The decision is a major milestone on the road to improved public health for two reasons: It highlights the growing readiness of pharmacies to take on a new role in health care, and it underscores that smoking is a communicable condition and that leading companies can play a part in reducing the rate of smoking. President Barack Obama recognized that by saying in a formal statement, "I congratulate -- and thank -- the CEO of CVS Caremark, Larry Merlo, the board of directors, and all who helped make a choice that will have a profoundly positive impact on the health of our country."

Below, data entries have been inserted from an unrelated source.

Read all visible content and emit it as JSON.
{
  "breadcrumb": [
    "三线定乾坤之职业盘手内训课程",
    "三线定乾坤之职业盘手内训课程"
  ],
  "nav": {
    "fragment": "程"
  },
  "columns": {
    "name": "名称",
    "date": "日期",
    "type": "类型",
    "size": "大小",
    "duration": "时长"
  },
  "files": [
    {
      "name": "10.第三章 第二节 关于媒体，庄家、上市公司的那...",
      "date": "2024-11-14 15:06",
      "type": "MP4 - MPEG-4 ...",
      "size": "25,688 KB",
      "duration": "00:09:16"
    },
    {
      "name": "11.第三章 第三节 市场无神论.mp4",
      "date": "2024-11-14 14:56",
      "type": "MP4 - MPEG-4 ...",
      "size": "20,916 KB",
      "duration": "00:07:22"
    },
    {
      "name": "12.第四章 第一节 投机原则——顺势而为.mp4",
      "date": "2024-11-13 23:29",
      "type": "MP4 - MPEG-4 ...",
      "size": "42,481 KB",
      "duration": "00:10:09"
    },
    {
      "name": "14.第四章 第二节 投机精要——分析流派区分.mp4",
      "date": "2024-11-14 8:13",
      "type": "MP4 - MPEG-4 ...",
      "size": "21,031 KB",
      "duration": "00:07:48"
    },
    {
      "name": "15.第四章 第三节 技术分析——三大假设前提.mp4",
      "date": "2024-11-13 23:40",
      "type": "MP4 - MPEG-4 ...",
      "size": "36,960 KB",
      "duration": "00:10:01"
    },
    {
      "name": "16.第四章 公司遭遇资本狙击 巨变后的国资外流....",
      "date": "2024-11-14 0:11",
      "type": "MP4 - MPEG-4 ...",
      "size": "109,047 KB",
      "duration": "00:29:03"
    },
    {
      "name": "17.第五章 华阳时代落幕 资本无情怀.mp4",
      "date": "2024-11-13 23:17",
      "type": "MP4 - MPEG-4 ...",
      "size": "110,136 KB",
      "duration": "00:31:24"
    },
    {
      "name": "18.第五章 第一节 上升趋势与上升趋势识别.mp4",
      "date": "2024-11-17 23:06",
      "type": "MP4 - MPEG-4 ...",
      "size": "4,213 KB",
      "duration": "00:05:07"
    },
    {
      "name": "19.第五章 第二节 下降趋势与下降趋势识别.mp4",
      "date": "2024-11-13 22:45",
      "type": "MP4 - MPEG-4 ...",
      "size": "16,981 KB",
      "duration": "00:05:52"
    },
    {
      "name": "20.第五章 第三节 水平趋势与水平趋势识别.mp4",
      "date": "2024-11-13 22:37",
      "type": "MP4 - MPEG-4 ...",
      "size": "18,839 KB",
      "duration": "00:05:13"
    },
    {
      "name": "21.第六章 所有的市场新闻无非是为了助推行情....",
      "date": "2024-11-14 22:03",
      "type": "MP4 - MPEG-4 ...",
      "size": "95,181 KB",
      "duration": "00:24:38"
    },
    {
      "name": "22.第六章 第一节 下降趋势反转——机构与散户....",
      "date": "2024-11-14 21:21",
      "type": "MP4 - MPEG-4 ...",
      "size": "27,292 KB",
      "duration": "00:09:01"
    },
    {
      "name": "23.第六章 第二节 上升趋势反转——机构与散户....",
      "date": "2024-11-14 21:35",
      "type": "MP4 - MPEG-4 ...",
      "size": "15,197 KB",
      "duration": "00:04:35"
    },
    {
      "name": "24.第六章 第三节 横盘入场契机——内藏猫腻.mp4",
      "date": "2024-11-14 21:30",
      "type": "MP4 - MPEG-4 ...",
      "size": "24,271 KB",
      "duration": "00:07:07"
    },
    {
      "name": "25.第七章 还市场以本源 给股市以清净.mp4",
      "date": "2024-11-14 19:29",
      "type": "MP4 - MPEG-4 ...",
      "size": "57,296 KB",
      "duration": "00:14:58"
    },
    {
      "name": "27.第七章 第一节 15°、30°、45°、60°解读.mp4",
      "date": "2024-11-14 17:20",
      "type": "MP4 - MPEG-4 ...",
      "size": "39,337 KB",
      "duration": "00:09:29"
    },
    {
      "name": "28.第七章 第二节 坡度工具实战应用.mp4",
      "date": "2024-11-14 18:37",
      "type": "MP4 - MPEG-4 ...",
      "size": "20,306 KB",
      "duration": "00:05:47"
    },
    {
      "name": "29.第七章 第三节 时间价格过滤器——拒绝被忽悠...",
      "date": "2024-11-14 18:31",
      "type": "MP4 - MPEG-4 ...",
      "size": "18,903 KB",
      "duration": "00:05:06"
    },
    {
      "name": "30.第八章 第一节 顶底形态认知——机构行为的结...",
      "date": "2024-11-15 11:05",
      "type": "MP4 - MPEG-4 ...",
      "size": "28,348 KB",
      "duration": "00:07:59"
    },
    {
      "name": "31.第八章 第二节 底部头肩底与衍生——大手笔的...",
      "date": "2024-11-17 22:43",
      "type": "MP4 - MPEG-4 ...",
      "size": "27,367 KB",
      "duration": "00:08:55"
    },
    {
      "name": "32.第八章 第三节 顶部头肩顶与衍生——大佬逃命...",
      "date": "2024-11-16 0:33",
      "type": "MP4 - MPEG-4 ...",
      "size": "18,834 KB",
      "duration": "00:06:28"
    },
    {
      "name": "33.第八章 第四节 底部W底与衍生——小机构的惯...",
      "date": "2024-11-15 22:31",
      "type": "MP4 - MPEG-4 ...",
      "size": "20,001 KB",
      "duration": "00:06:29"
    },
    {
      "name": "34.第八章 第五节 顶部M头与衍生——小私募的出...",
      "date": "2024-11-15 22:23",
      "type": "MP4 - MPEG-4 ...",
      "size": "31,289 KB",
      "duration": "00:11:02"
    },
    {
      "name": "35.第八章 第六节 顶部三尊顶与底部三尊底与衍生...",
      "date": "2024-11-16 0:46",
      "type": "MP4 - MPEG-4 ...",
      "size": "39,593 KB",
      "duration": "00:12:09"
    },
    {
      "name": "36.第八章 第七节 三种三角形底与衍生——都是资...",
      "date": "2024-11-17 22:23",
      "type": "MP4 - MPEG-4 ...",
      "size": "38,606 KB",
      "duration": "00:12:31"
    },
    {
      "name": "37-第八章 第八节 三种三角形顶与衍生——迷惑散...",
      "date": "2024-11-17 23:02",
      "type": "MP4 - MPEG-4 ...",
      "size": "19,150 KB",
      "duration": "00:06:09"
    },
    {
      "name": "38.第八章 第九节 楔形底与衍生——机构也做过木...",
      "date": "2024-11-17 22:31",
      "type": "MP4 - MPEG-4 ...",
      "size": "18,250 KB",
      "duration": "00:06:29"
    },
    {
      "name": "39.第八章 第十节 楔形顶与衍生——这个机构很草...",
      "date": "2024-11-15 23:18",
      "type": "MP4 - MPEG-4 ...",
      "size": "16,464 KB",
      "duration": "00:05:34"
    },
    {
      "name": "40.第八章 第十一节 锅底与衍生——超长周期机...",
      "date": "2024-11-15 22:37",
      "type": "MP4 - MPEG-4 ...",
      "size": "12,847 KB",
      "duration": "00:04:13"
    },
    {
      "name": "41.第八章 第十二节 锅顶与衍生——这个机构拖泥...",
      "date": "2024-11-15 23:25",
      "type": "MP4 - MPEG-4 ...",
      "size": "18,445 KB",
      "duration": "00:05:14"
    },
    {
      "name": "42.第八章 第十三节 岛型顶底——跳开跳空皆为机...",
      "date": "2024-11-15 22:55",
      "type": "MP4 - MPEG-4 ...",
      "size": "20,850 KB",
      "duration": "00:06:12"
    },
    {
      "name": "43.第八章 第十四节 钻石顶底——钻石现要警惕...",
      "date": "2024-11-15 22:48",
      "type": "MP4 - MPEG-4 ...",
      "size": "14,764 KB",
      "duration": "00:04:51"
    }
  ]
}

One of the people who helped make that choice was Dr. Troyen Brennan, CVS's Chief Medical Officer. In a recent "Viewpoint" in the Journal of the American Medical Association, he and Steven A. Schroeder, director of the Smoking Cessation Leadership Center at the University of California, San Francisco, wrote:

There is little doubt that reducing the morbidity and mortality from tobacco use remains one of the most important public health challenges of the 21st century. More than 480,000 deaths occur annually in the United States as a result of smoking. There is essentially no such thing as moderate use of tobacco, which fuels addiction and illness, with enormous costs to society: $132 billion in direct medical costs and $157 billion in lost productivity, according to recent estimates ... As a result, public health advocates have been turning toward programs designed to make smoking less socially acceptable ... Reducing the availability of cigarettes is another step in this direction. Studies have demonstrated a relationship between tobacco use and geographic density of stores that sell cigarettes.

Smoking is addictive, but it is also a habit that infects others: Children whose parents smoke, and people whose friends smoke, are more likely to smoke themselves. Increased access to cigarettes globally, and increased sales, have driven tremendous increases in smoking and diseases worldwide. Those relationships underscore as well the communicability of the condition.

This decision will cause CVS to forgo $2 billion in annual revenue, but its hope is to more than make up for it by positioning the company more effectively as a healthcare provider. There's every reason to think that will happen. In New York City, when then-Mayor Michael Bloomberg oversaw a ban on smoking in bars and restaurants, there was fear that the ban would put bars and restaurants out of business. Remarkably, that ban has been accompanied by significant growth in New York City in the number of restaurants and bars and related employment.

The question now is whether CVS's decision to be the first visionary drugstore chain banning the sale of cigarettes and tobacco products will set the stage for this decision to go viral.

As Brennan and Schroeder write about the decision:

This action may not lead many people to stop smoking; smokers will probably simply go elsewhere to buy cigarettes. But if other retailers follow this lead, tobacco products will become much more difficult to obtain. Moreover, if people understand that retail outlets that plan to promote health, provide pharmacy services, and house retail clinics are no longer going to sell tobacco products, the social unacceptability of tobacco use will be substantially reinforced -- indeed, the continued sale would appear to sanction the most unhealthy habit a person can maintain. If pharmacies do not make this effort voluntarily, federal or state regulatory action would be appropriate.

CVS has set an important precedent, aligning itself more clearly than ever with the public's health needs and, in doing so, has raised the stakes for other pharmaceutical chains. As the Wall Street Journal notes, "dropping tobacco products is a rare move by a big retailer ... But CVS, with 7,600 stores across the nation, is the largest company to make such a move and the first national player to do so for explicitly public health reasons."

The health of the public -- and the communicability of smoking -- should be justification enough for similar actions by the other major pharmaceutical chains.

Linda Fried is Dean and DeLamar Professor at Columbia University's Mailman School of Public Health.